Just as critical was meeting with ongoing customers, like the U.S. military, to ensure that the company would continue to deliver and service its product.
Though the company had shed more than 4,000 workers (2,500 in 2009, and another 1,500 in the 2012 bankruptcy), it was also essential to the business to keep the key managers and remaining skilled employees necessary to meet the needs of new and existing customers.
Transparency with employees was imperative. Prior to and during the bankruptcy, the company used a combination of large and small meetings to keep employees updated on the company’s progress. The first meetings were with key leaders, Boisture says. “We wanted them to buy in first, then talk to the people in their groups.”
Beechcraft revamped its compensation plan so that all employees’ compensation was tied to the company’s annual performance.
“If we reach our performance goals, then everyone in the company receives extra recognition in their paychecks,” Boisture relates. There are two bonus levels. By reaching the first, each employee receives an extra week’s pay. If the company reaches the second level, each employee receives an additional two weeks of pay.
Furthermore, following the lead of many other companies, Beechcraft also restructured its remaining pension plan from a defined benefit plan to a defined contribution plan.
Lean Principles & Streamlined Process
“It was important to recognize all of the customer-facing portions of the company, and that all of the people in the flow of events were focused and reinforced in the right way,” Boisture says. So Beechcraft retooled its plant to improve efficiency of the machinery and the personnel. The company reconfigured its factory to be more efficient while also making it a showplace in which the workers would have pride.

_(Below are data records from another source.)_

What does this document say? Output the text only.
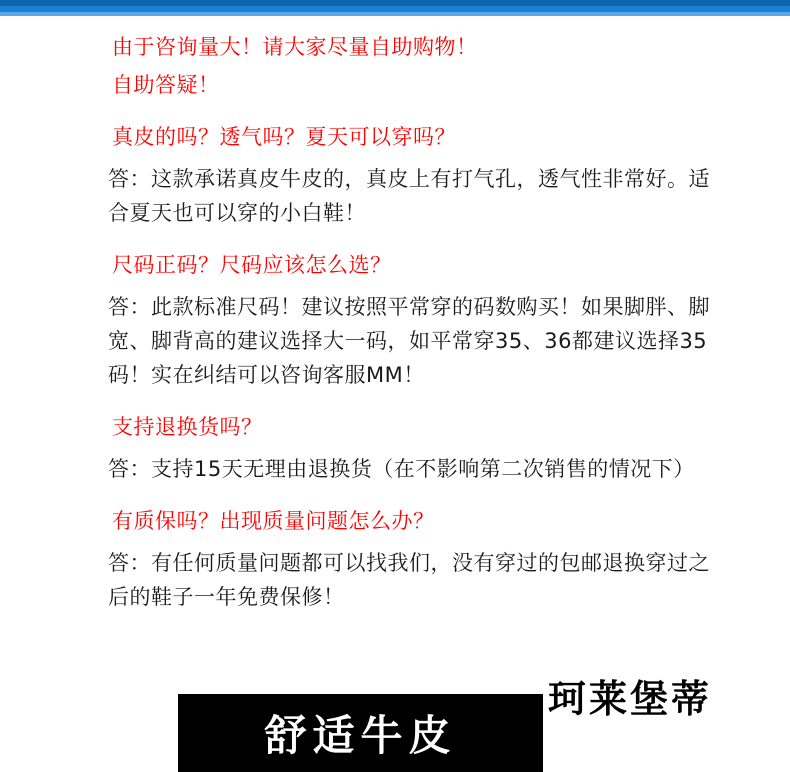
由于咨询量大！请大家尽量自助购物！

自助答疑！

真皮的吗？透气吗？夏天可以穿吗？

答：这款承诺真皮牛皮的，真皮上有打气孔，透气性非常好。适合夏天也可以穿的小白鞋！

尺码正码？尺码应该怎么选？

答：此款标准尺码！建议按照平常穿的码数购买！如果脚胖、脚宽、脚背高的建议选择大一码，如平常穿35、36都建议选择35码！实在纠结可以咨询客服MM！

支持退换货吗？

答：支持15天无理由退换货（在不影响第二次销售的情况下）

有质保吗？出现质量问题怎么办？

答：有任何质量问题都可以找我们，没有穿过的包邮退换穿过之后的鞋子一年免费保修！

珂莱堡蒂
舒适牛皮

In making the transition, Beechcraft relied on “lean principles,” which the Lean Enterprise Institute defines as maximizing customer value while minimizing waste (click to tweet this!) — “creating more value for customers with fewer resources.”
With Beechcraft, that meant making sure that the reconfigured plant had all of the tools and instructions within close reach for every worker, many of whom previously had to walk across the plant for those materials — wasting time and money. “The idea is that each product that comes off the line costs slightly less to produce than the one before,” Boisture explains.
As a result of all of the moves Beechcraft made, the company emerged from bankruptcy in mid-February much leaner, and 30 percent smaller than it had been before.
“We have a great brand, and superior products and services worldwide,” Boisture says. “We are a very healthy and viable entity.”
In addition to crediting Beechcraft’s implementation of lean principles, Insigniam founding partner Nathan Owen Rosenberg applauds Boisture’s leadership, calling him a “living legend in the business aviation industry.”
“Bill recruited and shaped the strongest leadership team in the industry,” says Rosenberg. “At the helm, he met challenges that most executives will not experience in their career (click to tweet this!). I watched him inspire thousands of employees at town hall meetings, sharing his logic to win them over to his way of thinking.”
Looking Ahead
The tough decisions that Beechcraft management made in reducing the workforce, changing the compensation plan, eliminating the jet business, and working to re-instill confidence in the remaining workers, management, and suppliers has all paid off. Providence, R.I.-based Textron, Inc. (NYSE: TXT), the manufacturer of Cessna aircraft, agreed to buy Beechcraft for $1.4 billion at the end of last year, a deal that was finalized in March. According to Textron, Cessna and Beechcraft together produced about $4.6 billion in revenues during 2013.
Boisture sees the acquisition not as an end, but as “an important step forward in the evolution of Beechcraft’s business.”